At the end, all the Narseil sang an anthem together, swaying to and fro as though their arms were linked (they weren’t), their neck-sails flopping from side to side in perfect rhythm. Legroeder tipped his glass to finish his beverage, and realized that he was drunk. As the Narseil anthem came to an end, he sighed deeply, thinking that maybe it was time he offered a bit of human something to this gathering of lunatic aliens. He stood, clearing his throat self-consciously—then raised his empty glass and cried, “Hip, hip—hooray!” and when all eyes turned toward him in curiosity, he yelled it again. “HIP, HIP—HOORAY! Say it with me! Shout it!”

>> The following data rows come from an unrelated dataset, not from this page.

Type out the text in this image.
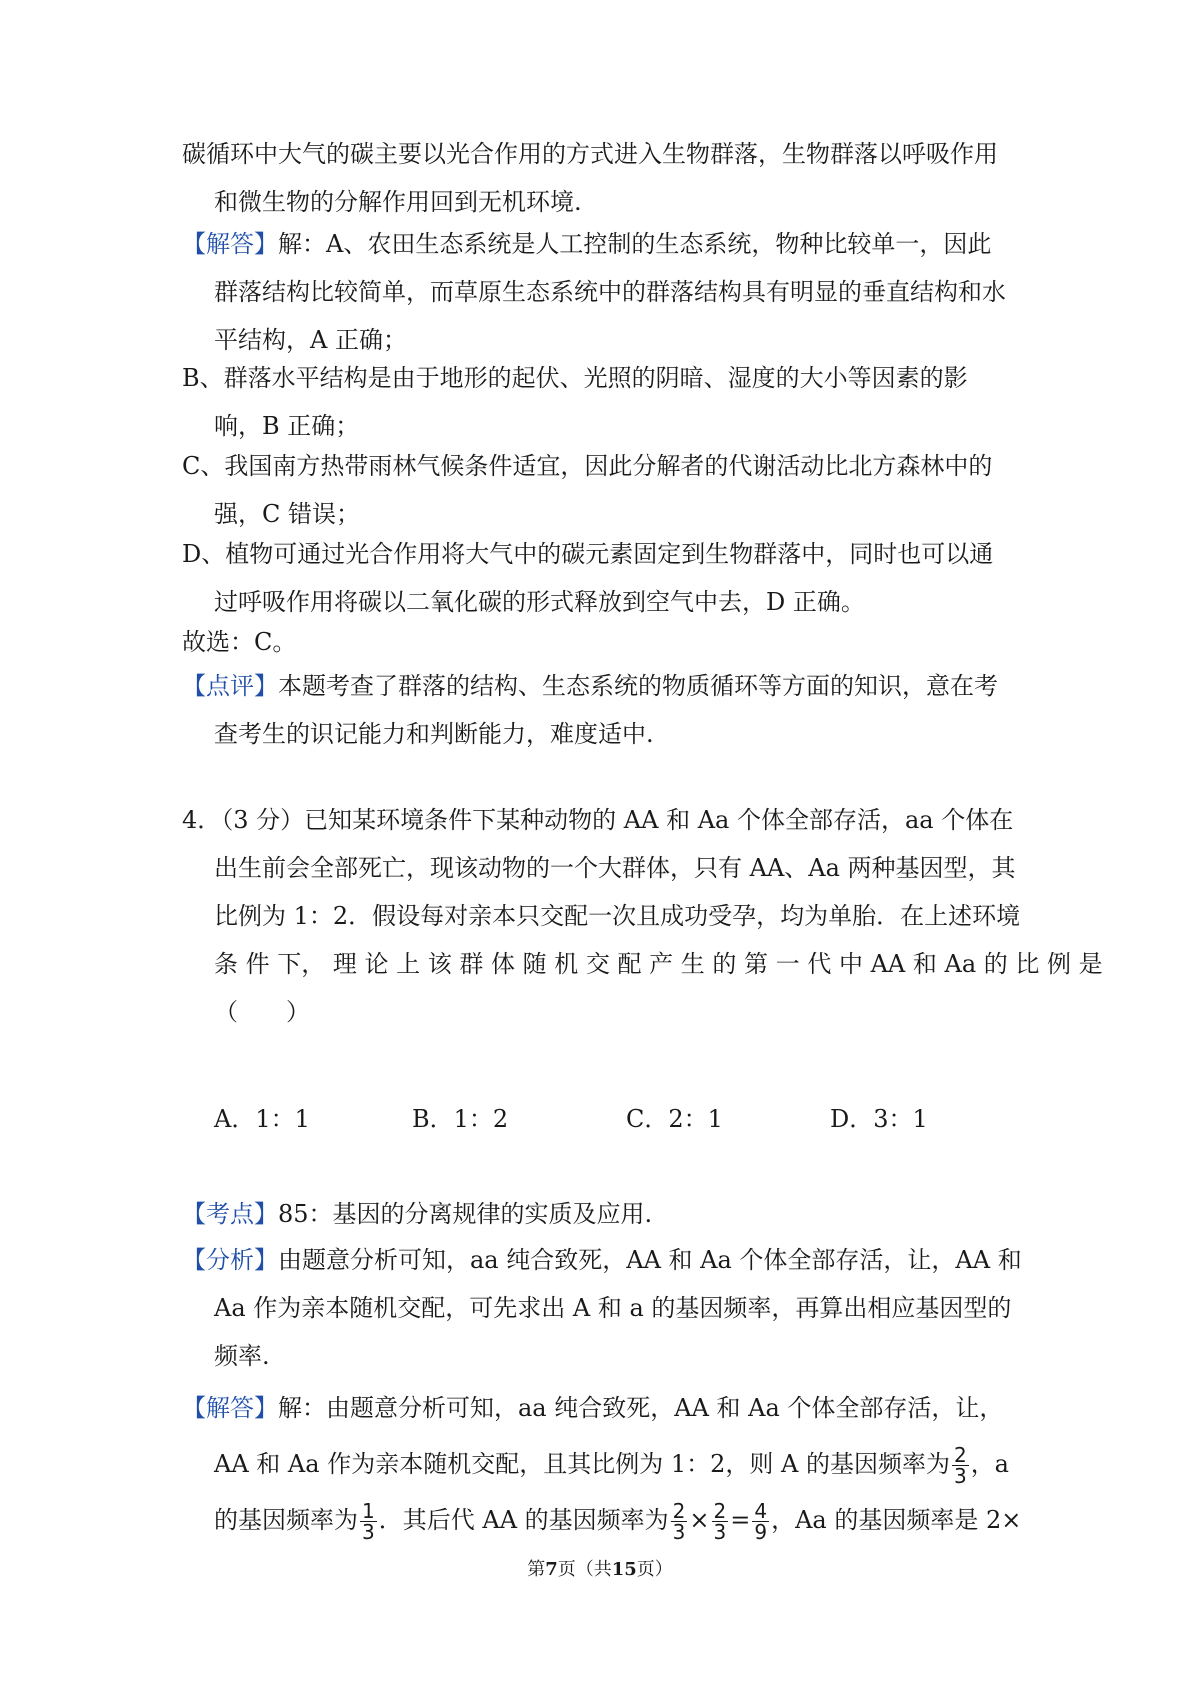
碳循环中大气的碳主要以光合作用的方式进入生物群落，生物群落以呼吸作用
和微生物的分解作用回到无机环境.

【解答】解：A、农田生态系统是人工控制的生态系统，物种比较单一，因此
群落结构比较简单，而草原生态系统中的群落结构具有明显的垂直结构和水
平结构，A 正确；

B、群落水平结构是由于地形的起伏、光照的阴暗、湿度的大小等因素的影
响，B 正确；

C、我国南方热带雨林气候条件适宜，因此分解者的代谢活动比北方森林中的
强，C 错误；

D、植物可通过光合作用将大气中的碳元素固定到生物群落中，同时也可以通
过呼吸作用将碳以二氧化碳的形式释放到空气中去，D 正确。

故选：C。

【点评】本题考查了群落的结构、生态系统的物质循环等方面的知识，意在考
查考生的识记能力和判断能力，难度适中.

4．（3 分）已知某环境条件下某种动物的 AA 和 Aa 个体全部存活，aa 个体在
出生前会全部死亡，现该动物的一个大群体，只有 AA、Aa 两种基因型，其
比例为 1：2．假设每对亲本只交配一次且成功受孕，均为单胎．在上述环境
条 件 下， 理 论 上 该 群 体 随 机 交 配 产 生 的 第 一 代 中 AA 和 Aa 的 比 例 是
（　　）

A．1：1	B．1：2	C．2：1	D．3：1

【考点】85：基因的分离规律的实质及应用.

【分析】由题意分析可知，aa 纯合致死，AA 和 Aa 个体全部存活，让，AA 和
Aa 作为亲本随机交配，可先求出 A 和 a 的基因频率，再算出相应基因型的
频率.

【解答】解：由题意分析可知，aa 纯合致死，AA 和 Aa 个体全部存活，让，
AA 和 Aa 作为亲本随机交配，且其比例为 1：2，则 A 的基因频率为 $\frac{2}{3}$ ，a
的基因频率为 $\frac{1}{3}$ ．其后代 AA 的基因频率为 $\frac{2}{3} \times \frac{2}{3} = \frac{4}{9}$ ，Aa 的基因频率是 2×

第7页（共15页）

The Narseil stirred in uncertainty, but Cantha and one or two others joined him… and then more, until the whole roomful of Narseil was thunderously shouting, “ HIP HIP—HOORAY! HIP HIP—HOORAY!” —cheering the celebration to its conclusion.

Legroeder returned to his quarters to rest for a few hours before boarding the ship. Lying on his mattress on the floor, he stared at the ceiling and tried not to be sick. He thought of what the Narseil had turned him into, and realized that he really did not want to go on this mission at all; and then he remembered Harriet and her grandson, and Maris, and why he had to for himself—and he closed his eyes mournfully and let all of his thoughts drain out of his mind. Eventually he drifted off to a sleep that was neither long enough nor restful.